The wicked are “unbelievers.” The noun is the same as Psalm 1:4 (רָשָׁע). These are people who simply do not recognize the God of Israel as having any authority over them. As a result, they live life outside of Wisdom.

  • They flatter themselves in their own eyes. The verb “flatter” (חלק) has the sense of “make smooth,” either by pounding something out with a hammer (Isa 41:7) or by using oil. In Wisdom literature, the metaphor is smooth, slippery words, usually to flatter someone. For example, Prov 2:16 and 7:5 refer to the smooth words of the adulteress. Psalm 55:21 describes the words of a false companion and betrayer as “smooth like butter, softer than
  • They think their iniquity cannot be found out and hated. Beyond self-deceptive flattery, the wicked think what they are doing is in secret and cannot be discovered. What makes this flattery self-destructive is the wicked platter themselves. They have adapted their thinking so they can imagine themselves as something other than people destined for destruction.
  • They speak “trouble and deceit,” or perhaps “disaster and disillusionment.” The second word (מִרְמָה) has the sense of fraud or trickery, such as fraudulent balances or weights (Hos 12:8, Amos 8:5).
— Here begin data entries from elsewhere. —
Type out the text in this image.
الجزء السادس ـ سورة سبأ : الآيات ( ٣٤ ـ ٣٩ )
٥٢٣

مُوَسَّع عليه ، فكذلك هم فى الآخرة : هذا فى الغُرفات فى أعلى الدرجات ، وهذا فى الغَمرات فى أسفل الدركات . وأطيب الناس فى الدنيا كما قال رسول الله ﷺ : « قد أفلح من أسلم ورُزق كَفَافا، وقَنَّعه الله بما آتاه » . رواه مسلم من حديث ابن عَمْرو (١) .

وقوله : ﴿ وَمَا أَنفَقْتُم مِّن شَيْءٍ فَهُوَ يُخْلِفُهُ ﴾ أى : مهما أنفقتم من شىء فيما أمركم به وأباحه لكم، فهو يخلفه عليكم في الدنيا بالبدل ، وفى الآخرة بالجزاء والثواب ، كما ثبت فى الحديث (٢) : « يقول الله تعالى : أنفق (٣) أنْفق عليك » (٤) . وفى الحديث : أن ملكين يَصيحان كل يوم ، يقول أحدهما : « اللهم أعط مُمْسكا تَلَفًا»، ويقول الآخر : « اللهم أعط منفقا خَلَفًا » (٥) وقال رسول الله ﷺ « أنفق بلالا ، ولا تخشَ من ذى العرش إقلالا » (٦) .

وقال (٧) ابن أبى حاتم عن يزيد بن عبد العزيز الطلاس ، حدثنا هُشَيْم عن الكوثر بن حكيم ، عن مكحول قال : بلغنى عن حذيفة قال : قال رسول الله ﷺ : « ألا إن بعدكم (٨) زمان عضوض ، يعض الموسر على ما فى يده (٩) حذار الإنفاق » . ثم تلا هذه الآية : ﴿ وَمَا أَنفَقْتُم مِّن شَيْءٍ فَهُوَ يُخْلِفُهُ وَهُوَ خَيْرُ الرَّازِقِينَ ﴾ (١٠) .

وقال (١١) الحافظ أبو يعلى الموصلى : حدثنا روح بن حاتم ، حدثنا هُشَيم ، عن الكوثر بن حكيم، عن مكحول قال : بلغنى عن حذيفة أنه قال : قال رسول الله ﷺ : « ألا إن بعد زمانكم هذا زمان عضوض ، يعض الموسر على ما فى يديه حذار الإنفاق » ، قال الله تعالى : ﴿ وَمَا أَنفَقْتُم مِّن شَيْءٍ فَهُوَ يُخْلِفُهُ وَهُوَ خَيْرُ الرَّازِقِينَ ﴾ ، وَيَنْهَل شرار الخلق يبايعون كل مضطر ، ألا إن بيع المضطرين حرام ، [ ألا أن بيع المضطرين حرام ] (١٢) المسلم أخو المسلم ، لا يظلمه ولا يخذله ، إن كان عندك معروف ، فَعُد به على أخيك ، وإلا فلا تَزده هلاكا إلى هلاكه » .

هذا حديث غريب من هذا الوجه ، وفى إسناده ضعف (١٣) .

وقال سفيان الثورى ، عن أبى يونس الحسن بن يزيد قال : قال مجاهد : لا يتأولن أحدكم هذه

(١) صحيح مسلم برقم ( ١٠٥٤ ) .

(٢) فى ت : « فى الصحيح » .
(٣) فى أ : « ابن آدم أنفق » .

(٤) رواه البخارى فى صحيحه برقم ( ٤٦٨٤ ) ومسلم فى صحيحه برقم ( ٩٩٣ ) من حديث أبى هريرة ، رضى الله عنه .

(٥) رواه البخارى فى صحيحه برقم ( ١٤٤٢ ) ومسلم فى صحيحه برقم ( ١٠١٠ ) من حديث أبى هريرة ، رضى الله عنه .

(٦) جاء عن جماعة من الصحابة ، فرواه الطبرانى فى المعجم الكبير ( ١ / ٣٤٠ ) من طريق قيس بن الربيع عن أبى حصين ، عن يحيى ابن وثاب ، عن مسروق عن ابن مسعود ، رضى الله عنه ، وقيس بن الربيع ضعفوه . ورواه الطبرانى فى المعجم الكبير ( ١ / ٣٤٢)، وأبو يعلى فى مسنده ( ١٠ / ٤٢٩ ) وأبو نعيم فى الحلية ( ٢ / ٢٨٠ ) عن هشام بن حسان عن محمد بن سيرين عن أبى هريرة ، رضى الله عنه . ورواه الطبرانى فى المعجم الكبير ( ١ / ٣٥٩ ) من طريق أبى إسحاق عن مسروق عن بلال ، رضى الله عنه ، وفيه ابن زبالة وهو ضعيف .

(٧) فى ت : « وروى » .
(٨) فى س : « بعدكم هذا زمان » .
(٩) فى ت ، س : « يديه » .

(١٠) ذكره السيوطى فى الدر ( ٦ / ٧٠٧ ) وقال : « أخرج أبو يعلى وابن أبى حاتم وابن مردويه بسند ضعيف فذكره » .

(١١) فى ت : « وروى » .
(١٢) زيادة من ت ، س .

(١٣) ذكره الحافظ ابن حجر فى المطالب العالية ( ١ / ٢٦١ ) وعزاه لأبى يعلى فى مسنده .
But these are not dishonest weights in the market, but rather the words coming from the person’s mouth. If one is going to flatter oneself, then the words they speak are more than likely going to be lies and deceptions.
  • They have ceased “to act wisely and do good.” To “act wisely” is a hifel infinitive construct of שׂכל, a word normally associated with success or have insight (cf. Gen 3:6). Some translations use “prudent” for this word. To act wisely or prudently is to make a good decision based on careful reflection which results in success. “Doing good” in the Hebrew Bible covers a wide range of moral and ethical choices, very often these are good deeds toward other people.
  • They plot trouble or disaster. The noun (אָוֶן) can have the sense of a looming disaster, but since the wicked person is plotting out the disaster, they intend to cause trouble for someone—they are “up to no good.”
  • They stand on the “not good” path and do not reject evil. This verse recalls Psalm 1 and much of the wisdom tradition. There are two “paths” one can follow, two ways to go through life. These wicked do not just flirt with disaster, they are actively seek it out!

In summary, when there is no fear of the Lord, there is nothing but trouble! The wicked as described here live in utter ignorance of the looming disaster them face.